The incision for harvesting ear cartilage, in most scenarios, is behind the ear. The scar heals beautifully, and you do have a cotton bolster on both sides of the ear for the first week which can be a little uncomfortable.
Often, cartilage will be used when rebuilding a nose during rhinoplasty or revision rhinoplasty.
After removing the cartilage, it can be “bruised.” Bruised cartilage is taking a crimper, or what we can a cartilage morselizer, and just gently crushing the aspects of the cartilage. Now this may cause the cartilage to become, in simple words, a heap of scar tissue, but that is fine because we want volume to rebuild the nose.
Bruised cartilage can be used in the lower part of the nose in the case of a saddle nose deformity.

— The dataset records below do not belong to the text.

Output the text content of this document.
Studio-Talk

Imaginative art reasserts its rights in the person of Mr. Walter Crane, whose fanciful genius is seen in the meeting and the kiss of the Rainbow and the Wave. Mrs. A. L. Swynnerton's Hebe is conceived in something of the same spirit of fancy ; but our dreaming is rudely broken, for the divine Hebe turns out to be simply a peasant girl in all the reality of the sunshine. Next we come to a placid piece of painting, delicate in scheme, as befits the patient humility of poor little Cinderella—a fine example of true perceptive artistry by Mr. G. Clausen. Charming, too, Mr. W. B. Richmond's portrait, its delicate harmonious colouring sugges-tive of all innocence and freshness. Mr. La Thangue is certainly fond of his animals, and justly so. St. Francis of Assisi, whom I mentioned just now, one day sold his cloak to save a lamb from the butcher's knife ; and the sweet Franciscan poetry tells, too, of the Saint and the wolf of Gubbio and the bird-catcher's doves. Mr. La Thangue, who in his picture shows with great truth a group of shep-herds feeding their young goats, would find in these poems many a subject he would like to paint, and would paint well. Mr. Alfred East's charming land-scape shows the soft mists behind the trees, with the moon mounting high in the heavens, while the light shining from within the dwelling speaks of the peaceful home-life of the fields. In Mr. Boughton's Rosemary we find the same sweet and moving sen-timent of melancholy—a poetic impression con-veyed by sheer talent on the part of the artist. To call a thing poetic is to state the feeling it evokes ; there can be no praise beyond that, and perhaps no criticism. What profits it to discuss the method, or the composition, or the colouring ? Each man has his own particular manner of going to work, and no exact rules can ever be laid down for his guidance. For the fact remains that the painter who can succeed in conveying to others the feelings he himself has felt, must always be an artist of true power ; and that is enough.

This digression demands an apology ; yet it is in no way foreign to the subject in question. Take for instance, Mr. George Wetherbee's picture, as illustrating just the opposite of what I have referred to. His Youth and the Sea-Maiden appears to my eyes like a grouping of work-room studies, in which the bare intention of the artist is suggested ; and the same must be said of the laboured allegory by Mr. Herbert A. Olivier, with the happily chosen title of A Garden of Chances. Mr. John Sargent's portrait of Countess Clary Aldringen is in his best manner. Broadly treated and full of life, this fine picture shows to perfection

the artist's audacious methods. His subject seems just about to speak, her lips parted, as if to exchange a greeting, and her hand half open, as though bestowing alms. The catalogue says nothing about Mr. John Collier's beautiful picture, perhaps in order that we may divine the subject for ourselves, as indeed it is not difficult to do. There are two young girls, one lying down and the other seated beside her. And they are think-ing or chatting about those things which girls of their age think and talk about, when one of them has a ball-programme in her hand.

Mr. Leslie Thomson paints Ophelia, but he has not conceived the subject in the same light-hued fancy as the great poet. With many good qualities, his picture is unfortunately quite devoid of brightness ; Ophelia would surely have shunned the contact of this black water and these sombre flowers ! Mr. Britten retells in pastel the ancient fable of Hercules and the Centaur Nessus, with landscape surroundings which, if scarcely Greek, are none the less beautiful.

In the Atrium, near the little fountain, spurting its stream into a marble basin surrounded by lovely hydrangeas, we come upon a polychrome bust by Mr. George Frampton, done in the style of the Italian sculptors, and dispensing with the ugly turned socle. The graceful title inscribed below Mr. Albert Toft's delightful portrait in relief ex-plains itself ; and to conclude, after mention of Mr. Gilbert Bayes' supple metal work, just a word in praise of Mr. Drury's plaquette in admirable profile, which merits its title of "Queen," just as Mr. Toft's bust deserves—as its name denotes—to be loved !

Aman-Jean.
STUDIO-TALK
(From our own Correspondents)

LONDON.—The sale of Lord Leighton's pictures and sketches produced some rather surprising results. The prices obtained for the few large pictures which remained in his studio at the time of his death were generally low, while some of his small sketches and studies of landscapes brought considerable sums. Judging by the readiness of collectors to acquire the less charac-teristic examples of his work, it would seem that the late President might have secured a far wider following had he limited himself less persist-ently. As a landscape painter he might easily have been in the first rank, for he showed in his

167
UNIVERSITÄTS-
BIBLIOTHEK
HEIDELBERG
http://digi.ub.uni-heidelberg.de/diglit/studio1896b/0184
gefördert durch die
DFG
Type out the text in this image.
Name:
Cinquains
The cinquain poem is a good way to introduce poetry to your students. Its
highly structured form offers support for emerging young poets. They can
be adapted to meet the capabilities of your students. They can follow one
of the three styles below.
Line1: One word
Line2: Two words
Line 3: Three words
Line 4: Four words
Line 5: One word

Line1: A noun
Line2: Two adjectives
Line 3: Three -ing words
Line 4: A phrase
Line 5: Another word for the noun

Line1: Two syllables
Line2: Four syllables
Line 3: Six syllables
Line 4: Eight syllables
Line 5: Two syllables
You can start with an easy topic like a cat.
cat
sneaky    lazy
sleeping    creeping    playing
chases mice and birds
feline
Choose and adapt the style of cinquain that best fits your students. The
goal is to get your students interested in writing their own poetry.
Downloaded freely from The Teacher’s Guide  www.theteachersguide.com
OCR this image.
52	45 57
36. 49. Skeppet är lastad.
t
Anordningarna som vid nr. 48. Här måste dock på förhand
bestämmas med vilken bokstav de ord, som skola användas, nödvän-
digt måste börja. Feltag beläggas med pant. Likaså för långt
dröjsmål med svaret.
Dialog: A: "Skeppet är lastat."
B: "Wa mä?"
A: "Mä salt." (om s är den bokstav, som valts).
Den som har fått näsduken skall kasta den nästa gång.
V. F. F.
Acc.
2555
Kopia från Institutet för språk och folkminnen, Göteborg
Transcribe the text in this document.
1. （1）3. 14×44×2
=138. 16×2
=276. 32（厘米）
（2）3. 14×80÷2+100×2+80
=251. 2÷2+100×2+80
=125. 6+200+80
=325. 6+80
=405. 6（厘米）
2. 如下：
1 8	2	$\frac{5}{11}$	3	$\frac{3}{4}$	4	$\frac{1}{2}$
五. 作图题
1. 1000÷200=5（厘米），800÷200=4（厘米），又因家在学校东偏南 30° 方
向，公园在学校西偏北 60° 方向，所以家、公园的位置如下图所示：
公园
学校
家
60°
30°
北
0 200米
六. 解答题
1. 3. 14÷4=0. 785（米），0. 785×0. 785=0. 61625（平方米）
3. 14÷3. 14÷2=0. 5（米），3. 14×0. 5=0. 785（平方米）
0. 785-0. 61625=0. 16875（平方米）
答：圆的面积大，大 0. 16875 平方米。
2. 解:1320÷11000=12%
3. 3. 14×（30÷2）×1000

The saddle nose deformity is where too much of the septum has been removed or from a large septum perforation. It is common to see this kind of deformity in boxers where there is a saddling right before the tip and below the boney dorsum.
The lower part of the nose is an area where the skin is thicker and we can put some cartilage, especially ear cartilage, and cover it with fascia. We also use fascia for the dorsum area of the nose.